Braun also established the first Masters of Veterinary Public Health program in Israel. This program arose out a growing need to deepen knowledge and strengthen the relationships between veterinarians, public health practitioners, the public health system and the health of the population, she said. It’s a joint degree program of the Braun School, HU’s Koret School of Veterinary Medicine, the School of Nutritional Sciences and the department of agricultural economics and management in the agriculture faculty “The program comes from the very modern holistic concept of ‘One Health.’ We all live on Earth – plants, animals and humans, and we can’t be separated. There is bird flu, swine flu, HIV. Humans and animals share diseases.
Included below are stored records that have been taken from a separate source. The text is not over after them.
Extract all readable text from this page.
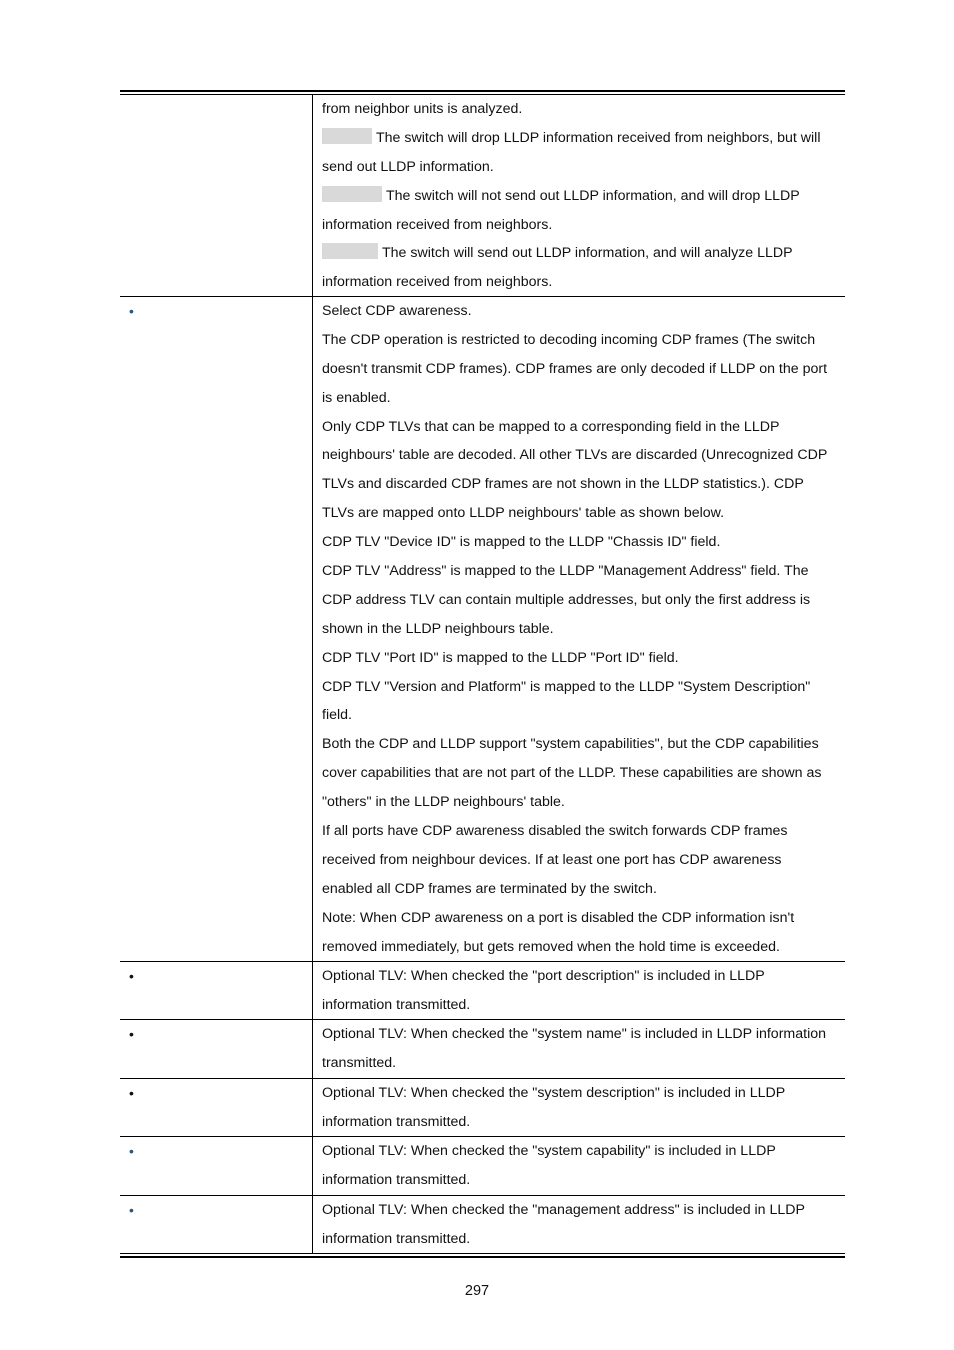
from neighbor units is analyzed.
The switch will drop LLDP information received from neighbors, but will
send out LLDP information.
The switch will not send out LLDP information, and will drop LLDP
information received from neighbors.
The switch will send out LLDP information, and will analyze LLDP
information received from neighbors.
•	Select CDP awareness.
The CDP operation is restricted to decoding incoming CDP frames (The switch
doesn't transmit CDP frames). CDP frames are only decoded if LLDP on the port
is enabled.
Only CDP TLVs that can be mapped to a corresponding field in the LLDP
neighbours' table are decoded. All other TLVs are discarded (Unrecognized CDP
TLVs and discarded CDP frames are not shown in the LLDP statistics.). CDP
TLVs are mapped onto LLDP neighbours' table as shown below.
CDP TLV "Device ID" is mapped to the LLDP "Chassis ID" field.
CDP TLV "Address" is mapped to the LLDP "Management Address" field. The
CDP address TLV can contain multiple addresses, but only the first address is
shown in the LLDP neighbours table.
CDP TLV "Port ID" is mapped to the LLDP "Port ID" field.
CDP TLV "Version and Platform" is mapped to the LLDP "System Description"
field.
Both the CDP and LLDP support "system capabilities", but the CDP capabilities
cover capabilities that are not part of the LLDP. These capabilities are shown as
"others" in the LLDP neighbours' table.
If all ports have CDP awareness disabled the switch forwards CDP frames
received from neighbour devices. If at least one port has CDP awareness
enabled all CDP frames are terminated by the switch.
Note: When CDP awareness on a port is disabled the CDP information isn't
removed immediately, but gets removed when the hold time is exceeded.
•	Optional TLV: When checked the "port description" is included in LLDP
information transmitted.
•	Optional TLV: When checked the "system name" is included in LLDP information
transmitted.
•	Optional TLV: When checked the "system description" is included in LLDP
information transmitted.
•	Optional TLV: When checked the "system capability" is included in LLDP
information transmitted.
•	Optional TLV: When checked the "management address" is included in LLDP
information transmitted.
297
Individual veterinarians approached us some time ago for joint programs. A handful of them spend a whole year here learning the principles of epidemiology and public health. It’s a ‘boutique program.’ The first year we had 12 students.
It will never be large but it is one of the handful of such programs in the world.”
But Braun is nevertheless little known to Israel’s general population.
The spokesmen of the HMO and HU even failed officially to announce her appointment to the media or release much on the school all through the years. Although individual physicians there – such as Prof. Eli Richter on road accidents for many years and today Dr. Hagai Levine and Prof. Amnon Lahad on a variety of topics, including tobacco – have spoken out publically, the Braun School has rarely made public statements or fought for causes.
“There is tension in schools of public health around the world about how activist an academic institution should be. It remains an unresolved issue in Jerusalem as well. For Eli Richter, there was no question that we must be activist and not just remain in our ivory tower, doing research and teaching. But the jury is still out.”
Asked about Litzman’s plans to require manufacturers and importers of processed foods to label their products according to the amount of sugar, salt and fat in them, Paltiel commented: “People have a way of ignoring labels. It is built in in our psyche. I think labels are much less likely to be effective than education, making healthful foods cheaper and setting ‘sugar taxes’ [that the health minister strongly opposes, probably because it would cost a lot more for ultra-Orthodox families who are his constituency]. More serious steps are needed.”